Incapacité
Il est 1h30, le minibus s’arrête, j’y suis. La journée qui commence sera certainement une des plus fortes du voyage, une balise, un point de passage de la vie. On ne peut plus être le même après être venu ici. Je suis sur le parking du Kawa Ijen, il fait nuit noir. Tout autour, deux petites maisons, une prairie entourée d’une forêt se dessinent, rien de plus. Au dessus, la voie lactée me rappelle que je suis bien sur terre, pourtant je sais que l’enfer n’est pas loin. Un autre minibus arrive, les phares s’éteignent, des touristes descendent. On se regroupe.
Un indonésien sort de la nuit, « Good morning, Ca va bien , I’m Ali, your guide for tonight». J’ai acheté l’option « Bluefire » du tour. Cette option permet de partir 3 h avant l’heure normale pour voir au fond du cratère de la lumière bleue. En fait, je ne sais pas bien ce que c’est et en plus on me l’a souvent déconseillée car on ne voit pas grand-chose, simplement une lueur bleue diffuse, au loin. Mais au fond de moi, je suis là pour être 3h de plus auprès des porteurs de soufre et tant mieux si je peux voir un phénomène volcanique.
Nous partons par un chemin pour une heure de marche qui doit nous amener jusqu’à la lèvre du cratère. Le groupe silencieux s’enfonce dans la forêt, seules les lumières des frontales trahissent notre présence.
Soudain sur ma droite, un panier en bambou à la hauteur de mes yeux. Dans l’enfilade, un second panier. Ma respiration se bloque, ca y est c’est maintenant.

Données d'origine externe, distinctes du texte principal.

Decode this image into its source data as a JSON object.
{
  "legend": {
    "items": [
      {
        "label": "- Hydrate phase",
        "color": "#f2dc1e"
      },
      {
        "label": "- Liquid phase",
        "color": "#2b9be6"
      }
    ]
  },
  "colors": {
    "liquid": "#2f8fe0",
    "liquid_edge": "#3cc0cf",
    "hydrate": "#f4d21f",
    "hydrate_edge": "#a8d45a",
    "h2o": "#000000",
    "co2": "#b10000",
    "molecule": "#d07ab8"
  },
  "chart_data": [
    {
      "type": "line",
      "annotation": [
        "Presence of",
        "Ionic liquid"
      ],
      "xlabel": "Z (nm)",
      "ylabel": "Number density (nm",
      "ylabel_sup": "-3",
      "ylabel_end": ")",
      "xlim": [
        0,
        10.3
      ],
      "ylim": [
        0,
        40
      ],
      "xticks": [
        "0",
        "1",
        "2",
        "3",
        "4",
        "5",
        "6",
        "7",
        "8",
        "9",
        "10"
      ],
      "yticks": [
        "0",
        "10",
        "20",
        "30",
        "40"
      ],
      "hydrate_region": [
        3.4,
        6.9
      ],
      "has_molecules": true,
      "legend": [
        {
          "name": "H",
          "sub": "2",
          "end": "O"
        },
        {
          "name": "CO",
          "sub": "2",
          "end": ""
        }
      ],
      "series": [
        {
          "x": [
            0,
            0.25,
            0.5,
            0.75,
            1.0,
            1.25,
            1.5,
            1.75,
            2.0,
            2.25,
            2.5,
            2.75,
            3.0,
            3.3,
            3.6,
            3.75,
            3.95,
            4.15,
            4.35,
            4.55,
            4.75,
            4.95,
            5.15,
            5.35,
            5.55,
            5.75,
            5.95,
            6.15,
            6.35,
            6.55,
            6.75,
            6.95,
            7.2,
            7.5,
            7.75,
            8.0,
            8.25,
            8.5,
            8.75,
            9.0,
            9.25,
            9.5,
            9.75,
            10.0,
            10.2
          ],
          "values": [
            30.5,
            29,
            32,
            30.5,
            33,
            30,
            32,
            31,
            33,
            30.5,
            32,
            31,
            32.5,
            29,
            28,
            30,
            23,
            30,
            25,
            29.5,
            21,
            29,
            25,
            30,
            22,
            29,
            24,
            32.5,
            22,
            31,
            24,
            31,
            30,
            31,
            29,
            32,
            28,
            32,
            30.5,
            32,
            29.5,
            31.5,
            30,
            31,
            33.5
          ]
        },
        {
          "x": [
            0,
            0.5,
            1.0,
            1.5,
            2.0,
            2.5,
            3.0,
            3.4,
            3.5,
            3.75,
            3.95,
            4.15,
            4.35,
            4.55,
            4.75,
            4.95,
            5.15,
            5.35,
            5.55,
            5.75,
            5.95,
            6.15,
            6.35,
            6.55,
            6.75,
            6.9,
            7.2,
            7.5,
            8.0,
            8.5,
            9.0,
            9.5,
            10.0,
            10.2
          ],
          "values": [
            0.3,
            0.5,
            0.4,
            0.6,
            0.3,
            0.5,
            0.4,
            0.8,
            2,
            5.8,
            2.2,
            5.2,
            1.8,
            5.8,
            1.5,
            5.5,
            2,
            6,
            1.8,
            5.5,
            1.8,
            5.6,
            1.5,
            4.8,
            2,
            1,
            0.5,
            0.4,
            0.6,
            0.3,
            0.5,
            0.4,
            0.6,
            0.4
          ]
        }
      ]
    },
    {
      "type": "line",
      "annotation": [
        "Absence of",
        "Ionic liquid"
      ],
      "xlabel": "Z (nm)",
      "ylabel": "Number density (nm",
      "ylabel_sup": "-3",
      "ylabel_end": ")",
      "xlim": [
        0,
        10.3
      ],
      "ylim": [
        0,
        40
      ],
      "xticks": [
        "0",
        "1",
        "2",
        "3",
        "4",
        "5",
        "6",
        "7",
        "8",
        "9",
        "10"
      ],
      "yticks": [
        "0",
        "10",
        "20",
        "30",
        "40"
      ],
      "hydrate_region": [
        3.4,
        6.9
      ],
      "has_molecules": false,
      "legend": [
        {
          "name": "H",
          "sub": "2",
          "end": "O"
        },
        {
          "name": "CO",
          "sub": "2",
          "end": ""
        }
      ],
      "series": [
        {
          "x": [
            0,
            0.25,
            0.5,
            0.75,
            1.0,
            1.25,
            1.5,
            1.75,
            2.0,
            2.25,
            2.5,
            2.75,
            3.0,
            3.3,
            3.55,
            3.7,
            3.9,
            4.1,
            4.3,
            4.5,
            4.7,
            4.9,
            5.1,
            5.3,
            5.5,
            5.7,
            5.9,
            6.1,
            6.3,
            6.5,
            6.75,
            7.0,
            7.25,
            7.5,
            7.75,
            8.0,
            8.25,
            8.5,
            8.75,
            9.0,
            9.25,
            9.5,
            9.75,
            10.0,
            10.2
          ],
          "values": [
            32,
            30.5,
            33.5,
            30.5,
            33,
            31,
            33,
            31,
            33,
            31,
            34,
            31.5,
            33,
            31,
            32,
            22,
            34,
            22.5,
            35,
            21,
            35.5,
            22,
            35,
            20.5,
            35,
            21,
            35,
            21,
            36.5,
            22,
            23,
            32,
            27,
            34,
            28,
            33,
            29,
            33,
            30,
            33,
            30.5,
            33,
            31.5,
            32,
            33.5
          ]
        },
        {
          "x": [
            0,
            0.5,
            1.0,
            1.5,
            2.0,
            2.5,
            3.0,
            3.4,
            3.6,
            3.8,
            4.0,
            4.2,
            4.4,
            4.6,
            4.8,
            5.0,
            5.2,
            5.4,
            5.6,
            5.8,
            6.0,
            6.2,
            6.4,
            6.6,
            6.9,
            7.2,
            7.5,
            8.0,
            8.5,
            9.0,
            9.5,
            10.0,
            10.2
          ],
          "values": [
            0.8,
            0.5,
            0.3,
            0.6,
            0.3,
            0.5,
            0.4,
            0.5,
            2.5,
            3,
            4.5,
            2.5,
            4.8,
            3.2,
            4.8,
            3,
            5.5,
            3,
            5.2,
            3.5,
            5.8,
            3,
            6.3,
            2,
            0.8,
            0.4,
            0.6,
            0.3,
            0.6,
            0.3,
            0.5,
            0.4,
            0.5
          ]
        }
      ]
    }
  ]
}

Depuis longtemps, je sais qu’un jour je viendrai voir ca, ca : ces hommes, ces forçats d’un autre monde.
Je me laisse descendre à l’arrière du groupe, je suis à ses côtés. Le groupe prend un peu d’avance, que dois-je faire ? Je reste là ou accélérer, c’est là-bas que je dois être, c’est ici que je veux être. Le chemin est large, on monte ensemble. Ensemble, c’est ma vision, mon monde, mes projections. Il est à côté, je ne sais rien de lui, mais je me sens lié, un sentiment de communion. Que pense-t-il ? Il y a 20 ans, Nicolas m’a fait découvrir le photographe A. Salgado et son travail La Main de l’homme. J’ai découvert ce monde des porteurs de soufre du Kawa Ijen. Je sais depuis ce moment là qu’un jour je viendrai ici, pour répondre à ces deux questions :
Pourquoi font-ils ça ? Pourquoi les laisse-t-on faire ça ?
Là maintenant puis-je avoir des réponses ? Le guide ne parle pas anglais. J’imagine que le porteur à mes côtés ne parle pas non plus. On monte, parfois nos lumières se croisent sur le sol noir étoilé de traces jaunes échappées des paniers. Je monte avec son énergie, je lui vole un peu de lui même. Trop tard pour dire bonjour. Pourquoi fait-il ça ? Je suis incapable de sortir un mot. Il est pour moi, une extrémité de l’humanité, un héros, inatteignable. Que pense-t-il ? Son visage est-il semblable aux photos ? Quel âge a-t-il ? Certainement moins que moi car l’espérance de vie est de 35 ans. Portant il parait qu’ils ont le sourire. Pour lui je suis un touriste comme ceux qu’il croise tous les matins, j’ai sans doute dans la poche 5000 roupies à échanger contre une photo de leur labeur, un gros appareil photo et si je parle fort c’est que je suis un français. Son panier touche mon épaule gauche, -Sorry. -Sorry. Ma tête explose, je n’arrive rien à sortir. Ces porteurs vont au fond du Kawa Ijen pour remonter des blocs de souffre en haut du cratère puis les redescendre jusqu’à la route. Chaque chargement pèse environ 80 kg qu’ils transportent durant 2 heures sur des chemins difficiles. Dans le cratère, ils extraient le soufre dans des nuages de vapeur âpre et irritante. Il commence sa journée, il monte deux doubles paniers vides.
On arrive à une cahute, il pose ses paniers. Je lui dis « good day », il me répond « Ok » en allumant une cigarette. Que pense-t-il ? Je continue le chemin, pars retrouver les comme moi, me pose au milieu du groupe. La bouche close. Une tête blonde me demande si je suis français. Mon voyage est terminé.